Verbot soll umgangen werden: Privates Gedenken für Rudolf Heß
Nazianwalt Jürgen Rieger plant eine eigene Gedenkfeier für den Hitler-Stellvertreter.
HAMBURG taz Der Gedenkmarsch für Rudolf Heß ist in Warmensteinach ausdrücklich verboten. Am Samstag soll dennoch eine Veranstaltung zu Ehren des Adolf-Hitler-Stellvertreters in der kleinen oberfränkischen Gemeinde stattfinden. Ganz privat will NPD-Bundesvize Jürgen Rieger im Traditionsgasthof Puchtler die Veranstaltung ausrichten. Und nicht nur das scheint sicher zu sein. "Die Hinweise auf einen möglichen Kauf des Traditionsgasthofs durch Herrn Rieger haben sich ebenso erhärtet", sagt Andrea Weustink, Sprecherin der Bezirksregierung Oberfranken.

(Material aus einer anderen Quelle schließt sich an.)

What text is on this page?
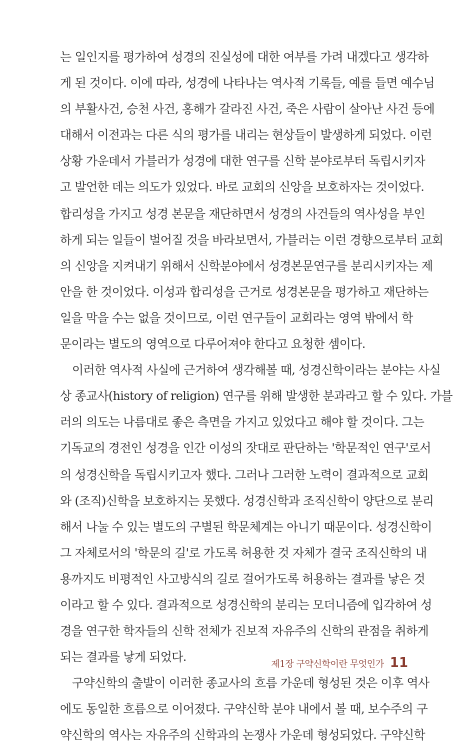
는 일인지를 평가하여 성경의 진실성에 대한 여부를 가려 내겠다고 생각하
게 된 것이다. 이에 따라, 성경에 나타나는 역사적 기록들, 예를 들면 예수님
의 부활사건, 승천 사건, 홍해가 갈라진 사건, 죽은 사람이 살아난 사건 등에
대해서 이전과는 다른 식의 평가를 내리는 현상들이 발생하게 되었다. 이런
상황 가운데서 가블러가 성경에 대한 연구를 신학 분야로부터 독립시키자
고 발언한 데는 의도가 있었다. 바로 교회의 신앙을 보호하자는 것이었다.
합리성을 가지고 성경 본문을 재단하면서 성경의 사건들의 역사성을 부인
하게 되는 일들이 벌어질 것을 바라보면서, 가블러는 이런 경향으로부터 교회
의 신앙을 지켜내기 위해서 신학분야에서 성경본문연구를 분리시키자는 제
안을 한 것이었다. 이성과 합리성을 근거로 성경본문을 평가하고 재단하는
일을 막을 수는 없을 것이므로, 이런 연구들이 교회라는 영역 밖에서 학
문이라는 별도의 영역으로 다루어져야 한다고 요청한 셈이다.
이러한 역사적 사실에 근거하여 생각해볼 때, 성경신학이라는 분야는 사실
상 종교사(history of religion) 연구를 위해 발생한 분과라고 할 수 있다. 가블
러의 의도는 나름대로 좋은 측면을 가지고 있었다고 해야 할 것이다. 그는
기독교의 경전인 성경을 인간 이성의 잣대로 판단하는 '학문적인 연구'로서
의 성경신학을 독립시키고자 했다. 그러나 그러한 노력이 결과적으로 교회
와 (조직)신학을 보호하지는 못했다. 성경신학과 조직신학이 양단으로 분리
해서 나눌 수 있는 별도의 구별된 학문체계는 아니기 때문이다. 성경신학이
그 자체로서의 '학문의 길'로 가도록 허용한 것 자체가 결국 조직신학의 내
용까지도 비평적인 사고방식의 길로 걸어가도록 허용하는 결과를 낳은 것
이라고 할 수 있다. 결과적으로 성경신학의 분리는 모더니즘에 입각하여 성
경을 연구한 학자들의 신학 전체가 진보적 자유주의 신학의 관점을 취하게
되는 결과를 낳게 되었다.
구약신학의 출발이 이러한 종교사의 흐름 가운데 형성된 것은 이후 역사
에도 동일한 흐름으로 이어졌다. 구약신학 분야 내에서 볼 때, 보수주의 구
약신학의 역사는 자유주의 신학과의 논쟁사 가운데 형성되었다. 구약신학
제1장 구약신학이란 무엇인가 11
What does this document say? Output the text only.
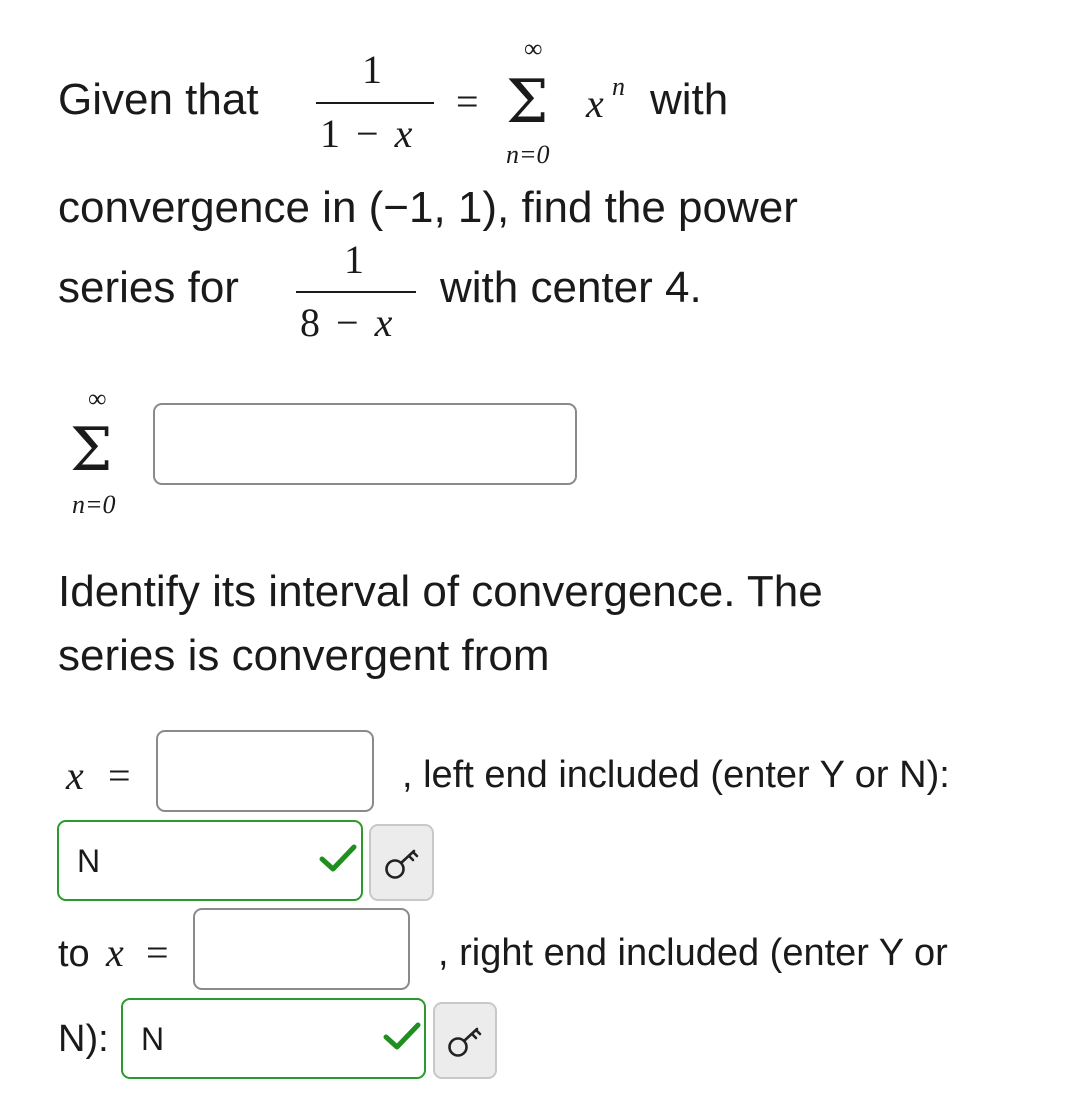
Given that
1
1 − x
=
∞
Σ
n=0
x n with
convergence in (−1, 1), find the power
series for
1
8 − x
with center 4.
∞
Σ
n=0
Identify its interval of convergence. The
series is convergent from
x =	, left end included (enter Y or N):
N
to x =	, right end included (enter Y or
N): N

Warmensteinach liegt knapp dreißig Kilometer von Wunsiedel entfernt. Dort, wo nach dem Tod von Heß 1987 im Berliner Gefängnis Kameraden von NPD und Freien Kameradschaften gern aufmarschieren wollen. Proteste und Rechtsstreitigkeiten unterbanden in den vergangenen Jahren die von Rieger angemeldeten Märsche. Schon vor einem Jahr kam das Gerücht auf, Rieger wolle nahe dem Grab des von ihnen verehrten NS-Kriegsverbrechers ein "Rudolf-Heß-Gedächtnis- und Dokumentationszentrum" eröffnen.
Die Stadt Wunsiedel konnte sich jedoch das Vorverkaufsrecht für die Immobilie sichern. In der 2.400-Seelen-Gemeinde wird nun von der Gemeindeverwaltung - zusammen mit der Bezirksregierung und Sicherheitsbehörden - nach rechtlichen Maßnahmen gegen ein Neonazizentrum gesucht. Der Spielraum ist eng, denn der Gasthof ist Privatbesitz. Die Gemeinde denkt erneut darüber nach, den Gasthof selbst zu kaufen. Rieger soll für das Objekt 1,8 Millionen geboten haben. Ein Trick, um den Preis gemeinsam mit den Besitzern in die Höhe zu treiben? Diese Gefahr kann keiner der Verantwortlichen ausschließen. Der bayerische Verfassungsschutz vermutet aber, dass es "vonseiten der NPD ein großes Interesse gibt, ein Objekt nahe Wunsiedel zu erwerben".
Vier Schwestern betreiben den Gasthof. Einer der Söhne soll den Kontakt zu Rieger gesucht haben, erklärt das Bayerische Bündnis für Toleranz.
Gegen mögliche Aktionen der NPD hat das Landratsamt vorbeugend eine Verbotsverfügung erlassen. Nur bisher ist nichts angemeldet. Wird doch auch für eine nichtöffentliche "Privatveranstaltung" mobilisiert - die muss nicht angemeldet werden. Offizieller Einlader soll laut dem rechtsextremen Internetportal Altermedia der Verein Wahrheit für Deutschland sein. Läuft alles wie geplant, dann werden sich auf dem "privatem Gelände" "Redebeiträge", "Totengedenken für die Märtyrer unseres Volkes" und "angemessene musikalische Unterhaltung" abwechseln.
Felix Herzog, Professor für Strafrecht in Bremen, vertrat im Juli gegenüber der taz die Meinung, bei geschlossenen Veranstaltungen gelte das Strafgesetzbuch. Oberfrankens Regierungspräsident Wilhelm Wenning versucht, alle rechtlichen Mittel auszuschöpfen. Die rechte Szene rät vorsorglich zu weiteren spontanen Gedenkaktionen.
Eine Veranstaltung ist bisher tatsächlich angemeldet. Ihr Motto: "Warmensteinbach ist bunt, nicht braun".